Having Trouble With Infertility? Ukraine Doctors Recommend Bathing in Radon?

Colorado radon testing

Radon testing is an important part of radon mitigation services in the United States. A dangerous chemical that could potentially kill any number of people exposed to it, radon testing could potentially save lives.

In Ukraine radon can also perform a few other medical treatments. But not through radon abatement — through radon bathing.

“I have seen about three couples who had been treated for infertility for years,” said Dr. Lubmila Bevz, medical director at a Ukrainian sanatorium, “after the radon baths they were able to have children.”

That’s right… radon baths.

Every year in the town of Khmilnyk, Ukraine, Russians venture to one of eight sanitariums to take radon-infused baths to rid themselves of various diseases, improve muscle and skin issues, and even treat infertility.

It’s estimated that nearly 50,000 patients are treated with the radon baths every single year — and they even receive public funding for the treatment.

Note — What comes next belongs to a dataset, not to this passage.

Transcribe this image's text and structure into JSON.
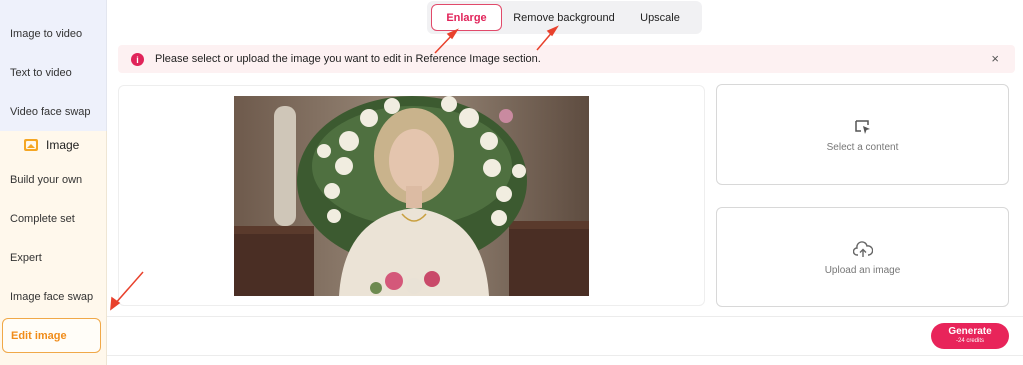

Aleksandr Fiks, an assistant medical chief at one of the sanatoriums notes that it’s been proven that radon decreases inflammation, lowers pain and is even anti-allergic. Fiks also states that radon baths can directly treat the nervous system.

The couples that received the radon treatment for their infertility took baths in the radon water on alternating days. Each person would stay in the water for up to 35 minutes. Fiks says that they stay in this long because it has been “proven to be the optimal period.”

“In the concentrations we have here,” Fiks adds, “it’s proven in the clinical and human studies that it cannot cause cancer. It’s a low dose.”

In the United States, however, we aren’t so quick to encourage too many people to bath themselves in the otherwise cancerous gas. “People can be exposed to radon primarily from breathing in air that comes through cracks and gaps in buildings and homes,” read a statement from the U.S. Centers for Disease Control and Prevention. “Because radon comes naturally from the earth, people are always exposed to it.”

Bill Field, a radon expert from the University of Iowa, adds that no expose to radon is safe even if it is dissolved in water.

“Within a couple of minutes,” Field states, “half the radon in the water will diffuse into the air.” That’s when problems begin to occur.

“Once the gas diffuses out, it creates the decay products that cause the majority of the lung cancers,” said Field.

It is recommended to consult with a radon testing contractor before any move to a new building or home. And the majority of people might want to avoid coming in contact with any amount of radon… even if it is only for a quick bath.